2018-08-08 / Editorial

Tonawanda Coke shutdown is best for majority

Bee Editorial

Tonawanda Coke must go. It’s a sentiment that’s been repeated by residents and Town of Tonawanda officials in recent weeks, following a cease-and-desist order that the state Department of Environmental Conservation sent to the company on July 20.

The order, authored by DEC Commissioner Basil Seggos, demanded that the company immediately halt ongoing violations of environmental conservation law and associated regulations at its plant in Tonawanda and indicated that the DEC was moving to revoke the company’s Title V and Air State Facility permits associated with the plant.

Tonawanda Coke Corp. had until Aug. 4 to respond to the order and did so by requesting a hearing. The company also responded in writing on the day the order was sent, arguing that it has been “diligent- ly working on a long-term solution” to issues that were caused by the collapse of the facility’s waste heat air tunnel.

The company said it was informing the DEC of its efforts and of a long-term compliance plan it would be implementing in the near future.

How long will Western New Yorkers who live downwind of the plant have to wait before harmful emissions are curbed?

During a meeting last week, Town of Tonawanda Supervisor Joseph Emminger said “the welcome mat is worn out” for Tonawanda Coke, and the DEC must do something to take action against the company’s numerous environmental violations, which reportedly total 176 since January.

In a recent column, Emminger noted that local activist Jackie James-Creedon of Citizen Science Community Resources has repeatedly said of Tonawanda Coke Corp., “We gave them a chance and we can’t trust them and we want them gone.” State Sen.

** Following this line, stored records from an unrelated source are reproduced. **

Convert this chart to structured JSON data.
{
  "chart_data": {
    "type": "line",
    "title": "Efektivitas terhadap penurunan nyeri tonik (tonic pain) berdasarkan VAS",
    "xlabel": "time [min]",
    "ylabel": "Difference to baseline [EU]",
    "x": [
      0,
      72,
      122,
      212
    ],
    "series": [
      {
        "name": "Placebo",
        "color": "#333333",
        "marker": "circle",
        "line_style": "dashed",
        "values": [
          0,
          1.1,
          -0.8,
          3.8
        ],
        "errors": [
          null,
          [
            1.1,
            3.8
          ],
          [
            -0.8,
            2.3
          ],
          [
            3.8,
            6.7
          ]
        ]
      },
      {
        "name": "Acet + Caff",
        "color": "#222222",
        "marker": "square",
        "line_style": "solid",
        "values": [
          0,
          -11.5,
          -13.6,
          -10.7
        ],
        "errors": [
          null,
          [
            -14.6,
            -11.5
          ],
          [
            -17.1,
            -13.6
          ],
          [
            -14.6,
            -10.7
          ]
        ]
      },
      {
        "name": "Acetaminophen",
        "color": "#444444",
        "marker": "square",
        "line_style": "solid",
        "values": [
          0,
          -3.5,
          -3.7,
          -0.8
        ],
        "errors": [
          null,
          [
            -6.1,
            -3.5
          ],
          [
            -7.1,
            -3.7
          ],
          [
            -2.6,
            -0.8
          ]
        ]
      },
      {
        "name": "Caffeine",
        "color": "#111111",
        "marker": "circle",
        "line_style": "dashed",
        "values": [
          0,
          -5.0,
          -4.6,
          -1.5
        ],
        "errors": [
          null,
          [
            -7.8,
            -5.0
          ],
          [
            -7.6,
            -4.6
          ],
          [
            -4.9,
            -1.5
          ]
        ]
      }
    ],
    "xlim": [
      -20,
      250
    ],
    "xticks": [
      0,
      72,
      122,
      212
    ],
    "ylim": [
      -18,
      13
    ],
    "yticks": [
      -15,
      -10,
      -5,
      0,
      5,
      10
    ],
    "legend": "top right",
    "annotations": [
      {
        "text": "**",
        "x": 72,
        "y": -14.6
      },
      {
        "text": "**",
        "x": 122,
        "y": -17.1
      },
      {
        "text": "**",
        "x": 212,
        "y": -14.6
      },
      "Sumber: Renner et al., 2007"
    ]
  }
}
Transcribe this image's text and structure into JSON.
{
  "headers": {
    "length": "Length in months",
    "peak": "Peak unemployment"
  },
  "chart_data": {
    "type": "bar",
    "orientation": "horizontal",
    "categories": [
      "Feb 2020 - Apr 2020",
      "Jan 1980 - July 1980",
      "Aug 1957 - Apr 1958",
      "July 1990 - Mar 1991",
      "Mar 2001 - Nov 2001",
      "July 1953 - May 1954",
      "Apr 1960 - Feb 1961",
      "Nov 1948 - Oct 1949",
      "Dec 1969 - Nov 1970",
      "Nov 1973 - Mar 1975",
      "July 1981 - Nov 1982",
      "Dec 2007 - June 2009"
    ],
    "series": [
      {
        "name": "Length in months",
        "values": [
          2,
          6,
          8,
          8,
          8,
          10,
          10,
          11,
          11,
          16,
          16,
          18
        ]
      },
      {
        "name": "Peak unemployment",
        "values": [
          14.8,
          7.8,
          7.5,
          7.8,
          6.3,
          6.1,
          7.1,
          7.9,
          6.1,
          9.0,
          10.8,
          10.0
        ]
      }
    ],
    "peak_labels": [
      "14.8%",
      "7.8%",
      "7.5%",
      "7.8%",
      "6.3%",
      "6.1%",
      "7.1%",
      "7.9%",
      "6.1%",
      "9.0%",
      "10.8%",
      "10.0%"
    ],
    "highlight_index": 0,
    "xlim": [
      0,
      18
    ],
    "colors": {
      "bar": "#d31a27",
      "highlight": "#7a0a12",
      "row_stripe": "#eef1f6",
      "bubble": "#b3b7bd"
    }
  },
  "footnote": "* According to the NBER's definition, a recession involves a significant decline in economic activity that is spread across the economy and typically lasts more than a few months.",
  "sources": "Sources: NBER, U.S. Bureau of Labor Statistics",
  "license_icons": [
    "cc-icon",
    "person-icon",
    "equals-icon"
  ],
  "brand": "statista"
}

Chris Jacobs and Carima El-Behairy, the endorsed Democratic candidate running against him for the 60th Senate District, have taken a similar stance.

In prepared statements, they argued that Tonawanda Coke has exhibited “willful neglect of the law” and has put profits ahead of the health and safety of its employees and the residents of Grand Island and the Tonawandas.

We agree with Emminger, James-Creedon, Jacobs and El-Behairy. Tonawanda Coke has had its chances to curb emissions, and now is the time to shut down the plant and either correct the violations once and for all or close the plant permanently. The residents of Tonawanda can’t afford to wait any longer.